Wie Gott mich sieht

Wort zum Tage
Wie Gott mich sieht
09.06.2017 - 06:20
07.06.2017
Pfarrer Eberhard Hadem

Der irische Dichter und Schriftsteller C.S. Lewis hat in der Trauer um seine verstorbene Frau einen Gedanken gefasst, der am Ende eine überraschende Wendung bekommt: Das Leben eines Menschen sei ein Buch. Sein irdisches Leben mit allen Erfahrungen und Erlebnissen sei allerdings komplett schon auf der Titelseite aufgeschrieben worden. Da ist festgehalten, wie dieser Mensch selbst sein Leben sieht, wie er es versteht; sozusagen sein persönliches irdisches Tagebuch. Es ist ein großes Buch, mit einer großen Titelseite, auf der genügend Platz ist, um alle Lebenstage und Erfahrungen aufzuschreiben.

 

Unbeirrt von den Einsprüchen anderer hält der Mensch dort mit seinen eigenen Worten fest, wie er selbst sein Leben beurteilt – und wie er es beurteilt sehen möchte. Und wenn es manchmal nicht so ganz klar wird, wie er bewerten soll, was er gelebt hat, so schreibt er dort auf, was ihn motiviert und angetrieben hat; seine Beweggründe und seine Ziele. Der Mensch ist frei, sein Leben, ganz so wie er es sieht, aufzuschreiben, seine Urteile über sein Leben festzuhalten.

 

Mit jedem gelebten Tag füllt sich die Titelseite seines Lebensbuches etwas mehr.
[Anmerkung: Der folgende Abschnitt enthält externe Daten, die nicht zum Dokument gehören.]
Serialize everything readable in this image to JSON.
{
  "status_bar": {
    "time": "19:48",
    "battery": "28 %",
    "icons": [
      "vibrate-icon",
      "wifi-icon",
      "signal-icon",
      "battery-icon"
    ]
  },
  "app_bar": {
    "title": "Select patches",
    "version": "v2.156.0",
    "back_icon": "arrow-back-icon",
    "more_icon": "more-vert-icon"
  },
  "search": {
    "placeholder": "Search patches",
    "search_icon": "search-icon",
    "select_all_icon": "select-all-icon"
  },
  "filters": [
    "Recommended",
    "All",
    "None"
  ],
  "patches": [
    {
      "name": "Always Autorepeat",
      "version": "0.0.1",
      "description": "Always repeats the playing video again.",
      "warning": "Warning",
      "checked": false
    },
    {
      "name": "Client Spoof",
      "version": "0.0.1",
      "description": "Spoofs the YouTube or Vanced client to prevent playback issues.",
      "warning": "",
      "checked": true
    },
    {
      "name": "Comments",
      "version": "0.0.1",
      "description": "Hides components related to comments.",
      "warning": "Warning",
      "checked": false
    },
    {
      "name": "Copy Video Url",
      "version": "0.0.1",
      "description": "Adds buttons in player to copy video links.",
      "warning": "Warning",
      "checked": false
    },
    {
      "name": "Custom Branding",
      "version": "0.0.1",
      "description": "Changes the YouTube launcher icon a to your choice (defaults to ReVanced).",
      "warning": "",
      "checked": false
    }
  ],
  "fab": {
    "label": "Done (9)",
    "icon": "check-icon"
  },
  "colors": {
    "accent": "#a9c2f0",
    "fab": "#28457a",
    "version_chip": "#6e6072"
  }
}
Und wenn der Mensch dann eines Tages stirbt, wird im Himmel vor seinen Augen dieses dicke Buch aufgeschlagen – und darin sind lauter leere, unbeschriebene Seiten zu sehen! Denn jetzt kommen Gott und Mensch ins Gespräch darüber, wie Gott das irdische Leben dieses Menschen gesehen hat. Und dafür ist viel Platz, so dass der Mensch aufschreiben kann, wie Gott sein Leben sieht.

 

So stelle ich mir vor, wie auch ich eines Tages Gott gespannt zuhören werde, wie er mein Leben sieht und neu erzählt. Und wie ich das alles auf die blanken leeren Seiten meines Lebensbuches aufschreibe. Nicht kaufmännisch in Haben und Soll, sondern als meine Geschichte, gesehen mit den Augen Gottes. Ich vermute, dass ich staunen werde; manchmal sogar ungläubig staunen werde. Manchmal werde ich es kaum glauben können, was ich höre und aufschreibe. Manches Erschrecken wird auch da sein. Aber auch manche Überraschung wird für mich im Himmel aufgeschrieben werden.

 

Nichts wird weggelassen. Alles ist da – und oft vermutlich anders, als ich selber es sehe. Und auch anders, als andere Menschen mich sehen und mich im Rückblick beschreiben würden. Wenn ich gestorben bin, spricht Gott mit mir über mein Leben. Dass auf diese Weise mein Leben im Himmel vollendet wird, darauf hoffe ich. Und ich bin C.S. Lewis dankbar für seine starke Idee mit diesem großen Lebensbuch.